Wolf Pages

Friday, July 8, 2011

Wolves, Dingoes and Feral Dogs Cooperate, But Do They Coordinate?


Wolf pack
Wolf pack returning from the hunt


Dingoes, the oldest feral dog, don't breed like wolves do
 
Uncritical comparisons between the behaviour of wolves, dogs and dingoes have led to the widespread assumption that domestic dogs base all their social interactions on a concept of hierarchy - a stratified society in which each animal/human knows its current position and attempts to elevate its status whenever an opportunity presents itself.

However, studies of the social behaviour of feral dogs, especially those done recently by Sunil Pal and his co-workers in West Bengal, have failed to detect the cooperative breeding that is so characteristic of wolf-packs, and which has been used to support the hierarchy concept.  Instead, all adult pairs attempt to breed, and each bitch raises her own puppies.  Domestication appears to have stripped away some of the more sophisticated aspects of wolf social behaviour (replaced, I would argue, with a more nuanced ability to socialise with our own species).

Rick McCarren has recently emailed me suggesting that feral dogs might still be capable of adopting wolf-type social structures, but never do so because they scavenge for most of their food, and so never learn to hunt cooperatively.

It has long been thought that wolf packs coordinate their efforts when hunting together, but even this is now being questioned.  Opinions are currently divided, but there is little hard evidence that wolf packs actually coordinate their hunting activities, beyond simply all members of the pack chasing the same prey animal at the same time.  This is supported by the observation that, on average, packs of wolves actually get less food per head than pairs of wolves do.   It only takes one wolf to kill a moose, but once dead, that moose can feed many wolves.  It thus pays parent wolves to allow their grown-up young to accompany them on the hunt, so that their kin can make use of the surplus meat, rather than leave it to be scavenged by unrelated wolves, or indeed other species.  Thus group hunting is now generally thought to be a simple benefit of the wolf's capacity to form packs, which under normal circumstances comprise a breeding pair and their dependent offspring, and are only hierarchical in the sense that any family is.

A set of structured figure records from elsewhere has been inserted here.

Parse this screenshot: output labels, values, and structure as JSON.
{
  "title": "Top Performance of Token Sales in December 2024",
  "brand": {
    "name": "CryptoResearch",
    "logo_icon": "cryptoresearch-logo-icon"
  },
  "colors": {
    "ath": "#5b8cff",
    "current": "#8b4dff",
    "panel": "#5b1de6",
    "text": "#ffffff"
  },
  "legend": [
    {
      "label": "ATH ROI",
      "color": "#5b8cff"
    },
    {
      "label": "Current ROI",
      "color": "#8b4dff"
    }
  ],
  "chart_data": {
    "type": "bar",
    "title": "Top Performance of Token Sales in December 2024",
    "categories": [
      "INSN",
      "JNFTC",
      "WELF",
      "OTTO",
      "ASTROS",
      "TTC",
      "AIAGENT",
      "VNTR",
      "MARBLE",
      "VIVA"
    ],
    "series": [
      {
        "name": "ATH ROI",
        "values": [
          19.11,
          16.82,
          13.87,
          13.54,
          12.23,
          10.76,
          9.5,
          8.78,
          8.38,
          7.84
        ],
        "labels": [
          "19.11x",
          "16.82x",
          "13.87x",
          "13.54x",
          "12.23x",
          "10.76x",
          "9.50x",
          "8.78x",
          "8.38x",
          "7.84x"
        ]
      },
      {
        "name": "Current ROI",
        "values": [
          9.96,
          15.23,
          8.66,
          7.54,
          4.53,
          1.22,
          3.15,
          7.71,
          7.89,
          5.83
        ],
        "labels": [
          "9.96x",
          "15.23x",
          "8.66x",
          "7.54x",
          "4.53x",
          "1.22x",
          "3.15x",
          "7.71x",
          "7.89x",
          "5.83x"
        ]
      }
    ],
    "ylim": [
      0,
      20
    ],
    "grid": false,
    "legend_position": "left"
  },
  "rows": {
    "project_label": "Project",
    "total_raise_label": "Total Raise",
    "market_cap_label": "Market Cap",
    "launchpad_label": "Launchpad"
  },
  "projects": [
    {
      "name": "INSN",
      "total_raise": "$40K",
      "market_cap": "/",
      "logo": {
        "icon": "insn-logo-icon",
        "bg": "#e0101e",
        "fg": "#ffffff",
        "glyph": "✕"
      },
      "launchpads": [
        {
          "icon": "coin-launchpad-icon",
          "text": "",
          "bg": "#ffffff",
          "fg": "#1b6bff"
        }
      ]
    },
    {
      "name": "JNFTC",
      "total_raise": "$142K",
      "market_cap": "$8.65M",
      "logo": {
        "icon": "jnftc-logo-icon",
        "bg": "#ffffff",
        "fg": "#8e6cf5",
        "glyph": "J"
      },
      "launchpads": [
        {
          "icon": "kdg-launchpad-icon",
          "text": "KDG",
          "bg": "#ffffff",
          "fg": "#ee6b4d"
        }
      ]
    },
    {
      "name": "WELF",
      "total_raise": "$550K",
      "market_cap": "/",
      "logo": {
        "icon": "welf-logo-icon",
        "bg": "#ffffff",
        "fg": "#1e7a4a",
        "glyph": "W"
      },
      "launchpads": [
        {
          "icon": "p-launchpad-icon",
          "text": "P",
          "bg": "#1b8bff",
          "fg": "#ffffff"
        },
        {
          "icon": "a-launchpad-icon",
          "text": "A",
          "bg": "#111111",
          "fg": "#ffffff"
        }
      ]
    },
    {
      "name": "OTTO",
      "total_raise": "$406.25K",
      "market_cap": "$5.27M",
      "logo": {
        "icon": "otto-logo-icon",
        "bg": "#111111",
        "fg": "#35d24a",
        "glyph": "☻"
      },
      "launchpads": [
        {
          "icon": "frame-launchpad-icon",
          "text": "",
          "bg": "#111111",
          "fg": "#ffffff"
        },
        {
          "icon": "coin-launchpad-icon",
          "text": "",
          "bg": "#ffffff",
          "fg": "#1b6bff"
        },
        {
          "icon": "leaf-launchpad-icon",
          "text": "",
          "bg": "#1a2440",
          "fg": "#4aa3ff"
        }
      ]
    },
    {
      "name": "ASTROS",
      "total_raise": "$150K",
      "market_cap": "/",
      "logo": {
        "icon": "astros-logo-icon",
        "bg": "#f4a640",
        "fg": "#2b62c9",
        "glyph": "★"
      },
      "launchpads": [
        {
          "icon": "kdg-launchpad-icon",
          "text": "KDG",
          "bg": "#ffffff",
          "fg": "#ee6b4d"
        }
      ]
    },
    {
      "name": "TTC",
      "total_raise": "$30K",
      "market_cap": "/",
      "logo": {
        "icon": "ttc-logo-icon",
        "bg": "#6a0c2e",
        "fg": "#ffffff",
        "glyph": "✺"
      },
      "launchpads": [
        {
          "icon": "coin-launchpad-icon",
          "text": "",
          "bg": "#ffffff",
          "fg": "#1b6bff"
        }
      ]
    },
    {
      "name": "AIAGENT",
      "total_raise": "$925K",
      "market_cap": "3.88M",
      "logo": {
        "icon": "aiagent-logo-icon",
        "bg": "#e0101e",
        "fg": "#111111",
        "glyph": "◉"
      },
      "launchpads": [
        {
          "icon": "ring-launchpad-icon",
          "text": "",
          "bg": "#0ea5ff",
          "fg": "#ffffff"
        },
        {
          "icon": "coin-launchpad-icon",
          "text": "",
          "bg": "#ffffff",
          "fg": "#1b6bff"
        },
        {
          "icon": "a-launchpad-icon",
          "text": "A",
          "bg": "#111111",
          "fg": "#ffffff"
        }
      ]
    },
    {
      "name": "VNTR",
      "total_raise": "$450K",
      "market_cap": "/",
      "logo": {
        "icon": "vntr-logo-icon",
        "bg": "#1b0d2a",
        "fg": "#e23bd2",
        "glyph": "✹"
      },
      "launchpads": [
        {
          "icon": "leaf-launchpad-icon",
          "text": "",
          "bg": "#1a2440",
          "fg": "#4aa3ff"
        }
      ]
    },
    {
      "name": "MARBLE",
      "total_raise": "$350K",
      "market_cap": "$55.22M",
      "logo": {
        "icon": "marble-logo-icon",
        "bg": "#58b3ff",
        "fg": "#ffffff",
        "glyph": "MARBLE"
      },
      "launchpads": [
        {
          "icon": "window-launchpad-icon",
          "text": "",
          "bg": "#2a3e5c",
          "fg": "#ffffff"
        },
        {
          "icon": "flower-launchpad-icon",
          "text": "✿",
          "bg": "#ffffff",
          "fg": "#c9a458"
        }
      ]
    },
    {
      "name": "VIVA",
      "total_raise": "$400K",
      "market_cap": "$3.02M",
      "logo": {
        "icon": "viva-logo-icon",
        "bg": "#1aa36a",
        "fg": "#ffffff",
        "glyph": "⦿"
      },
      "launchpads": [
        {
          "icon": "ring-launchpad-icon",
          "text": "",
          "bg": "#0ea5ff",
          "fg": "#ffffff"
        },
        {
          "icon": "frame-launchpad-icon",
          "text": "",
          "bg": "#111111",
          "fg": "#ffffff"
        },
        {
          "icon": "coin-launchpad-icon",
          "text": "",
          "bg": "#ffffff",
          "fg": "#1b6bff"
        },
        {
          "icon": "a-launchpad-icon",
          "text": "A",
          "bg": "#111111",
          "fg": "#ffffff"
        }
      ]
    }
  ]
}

Dingoes, the wild dogs of Australia, should provide another useful model for understanding the domestic dog's social capacities, since they are the descendants of domestic dogs that crossed over from New Guinea several thousand years ago.  Initially, most studies of dingoes were done in captivity, and came to the same (erroneous) conclusions as studies of captive wolves, that packs were "dominated" by a single breeding pair that suppressed all other breeding.  However, it is now known that in the wild all the female dingoes in a pack breed every year, just like the feral dogs in Bengal.

Unlike wolves, however, at least one study has indicated that packs of dingoes are better at catching kangaroos or cattle than are solitary dingoes - with pairs somewhere in between.  Nevertheless, no evidence has been found that a pack of dingoes actually coordinates its hunting tactics.

However, the main conclusion that I draw from these studies of dingoes is that even feral dogs that hunt as a pack today, and have presumably done so for more than a thousand generations, still do not breed cooperatively, nor do they establish 'hierarchies' that confer breeding rights to some, and deny them to others. 
Further evidence that domestic dogs don't strive for 'status'.